Modestamente le compartiré la mía. A primera vista no se ve mal rebajar impuesto a grandes empresas gradualmente y a tres años, asemejándose a promedios OCDE, si ello fuese acompañado de claras medidas pro-disminución del desempleo (en alza desde hace un tiempo, 8,9% primer trimestre 2026, 925 mil ciudadanos buscando empleo!), y mejoramiento de las compensaciones y condiciones laborales para los trabajadores/as en el país. Por otra parte, se ve bien agilizar y resolver aquello que se ha denominado ‘permisología’ y particularmente cuando su existencia empantana proyectos de inversión productiva que generan empleo y desarrollo.
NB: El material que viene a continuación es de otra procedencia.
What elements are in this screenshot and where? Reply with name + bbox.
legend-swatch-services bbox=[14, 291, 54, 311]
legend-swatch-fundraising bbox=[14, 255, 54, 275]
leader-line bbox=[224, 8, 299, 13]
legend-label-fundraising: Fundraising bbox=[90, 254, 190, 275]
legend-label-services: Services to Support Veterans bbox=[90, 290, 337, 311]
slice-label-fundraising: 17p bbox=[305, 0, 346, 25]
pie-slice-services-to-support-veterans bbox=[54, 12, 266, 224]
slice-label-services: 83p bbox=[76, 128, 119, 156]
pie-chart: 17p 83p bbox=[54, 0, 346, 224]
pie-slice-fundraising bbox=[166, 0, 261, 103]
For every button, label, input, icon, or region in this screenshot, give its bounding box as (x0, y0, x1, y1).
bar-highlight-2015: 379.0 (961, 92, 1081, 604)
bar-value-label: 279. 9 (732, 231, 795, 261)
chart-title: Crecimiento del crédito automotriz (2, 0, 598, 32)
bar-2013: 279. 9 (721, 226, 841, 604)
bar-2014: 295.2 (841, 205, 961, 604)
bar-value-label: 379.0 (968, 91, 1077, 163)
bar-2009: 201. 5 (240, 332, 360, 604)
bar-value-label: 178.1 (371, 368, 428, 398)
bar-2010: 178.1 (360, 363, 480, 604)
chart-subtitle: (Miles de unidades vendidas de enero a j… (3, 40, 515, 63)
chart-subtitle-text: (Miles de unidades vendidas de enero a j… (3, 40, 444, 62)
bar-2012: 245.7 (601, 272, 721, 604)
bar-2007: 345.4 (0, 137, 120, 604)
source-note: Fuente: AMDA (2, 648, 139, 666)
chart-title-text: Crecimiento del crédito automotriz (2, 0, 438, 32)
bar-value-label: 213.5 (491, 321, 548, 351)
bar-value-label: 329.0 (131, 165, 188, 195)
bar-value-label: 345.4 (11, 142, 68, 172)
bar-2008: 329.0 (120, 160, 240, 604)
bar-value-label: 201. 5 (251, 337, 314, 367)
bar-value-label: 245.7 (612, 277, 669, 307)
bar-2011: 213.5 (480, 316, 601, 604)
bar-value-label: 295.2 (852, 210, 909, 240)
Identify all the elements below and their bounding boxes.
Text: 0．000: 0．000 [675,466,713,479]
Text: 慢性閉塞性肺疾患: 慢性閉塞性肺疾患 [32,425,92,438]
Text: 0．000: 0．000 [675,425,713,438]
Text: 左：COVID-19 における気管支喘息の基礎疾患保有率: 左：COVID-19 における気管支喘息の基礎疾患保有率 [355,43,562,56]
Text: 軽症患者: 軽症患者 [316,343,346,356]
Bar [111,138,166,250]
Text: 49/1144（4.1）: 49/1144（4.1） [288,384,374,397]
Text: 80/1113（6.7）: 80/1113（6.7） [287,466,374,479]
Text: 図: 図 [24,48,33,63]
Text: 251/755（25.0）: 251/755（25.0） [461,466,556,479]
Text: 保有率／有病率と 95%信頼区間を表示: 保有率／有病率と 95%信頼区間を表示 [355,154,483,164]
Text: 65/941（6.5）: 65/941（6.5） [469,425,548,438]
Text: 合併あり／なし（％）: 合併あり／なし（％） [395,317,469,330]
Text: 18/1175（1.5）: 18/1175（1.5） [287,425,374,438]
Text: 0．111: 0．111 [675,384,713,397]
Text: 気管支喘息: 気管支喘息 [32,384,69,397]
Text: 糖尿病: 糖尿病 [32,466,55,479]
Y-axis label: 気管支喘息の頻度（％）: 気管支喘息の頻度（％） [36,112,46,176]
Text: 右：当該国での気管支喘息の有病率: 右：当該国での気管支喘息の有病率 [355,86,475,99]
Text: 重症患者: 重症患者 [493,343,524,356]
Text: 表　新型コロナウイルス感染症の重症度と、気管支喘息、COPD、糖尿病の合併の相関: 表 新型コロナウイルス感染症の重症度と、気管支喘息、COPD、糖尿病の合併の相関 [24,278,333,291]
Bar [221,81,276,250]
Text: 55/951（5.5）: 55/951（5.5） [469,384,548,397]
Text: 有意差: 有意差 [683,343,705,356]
Es vox populi que el Estado -como la justicia- requiere un accionar más ágil y moderno, por tanto, si introducirle agilidad comienza por lo ambiental pues, ¡adelante!
Los otros dos puntos en cambio ameritan discusión pormenorizada y técnica para mejor opinar. Los 25 años de invariabilidad tributaria y descontinuar 142 programas estatales exigen miradas técnico- políticas en comisiones y Parlamento, y esperemos que los expertos en tales materias puedan orientarnos al respecto.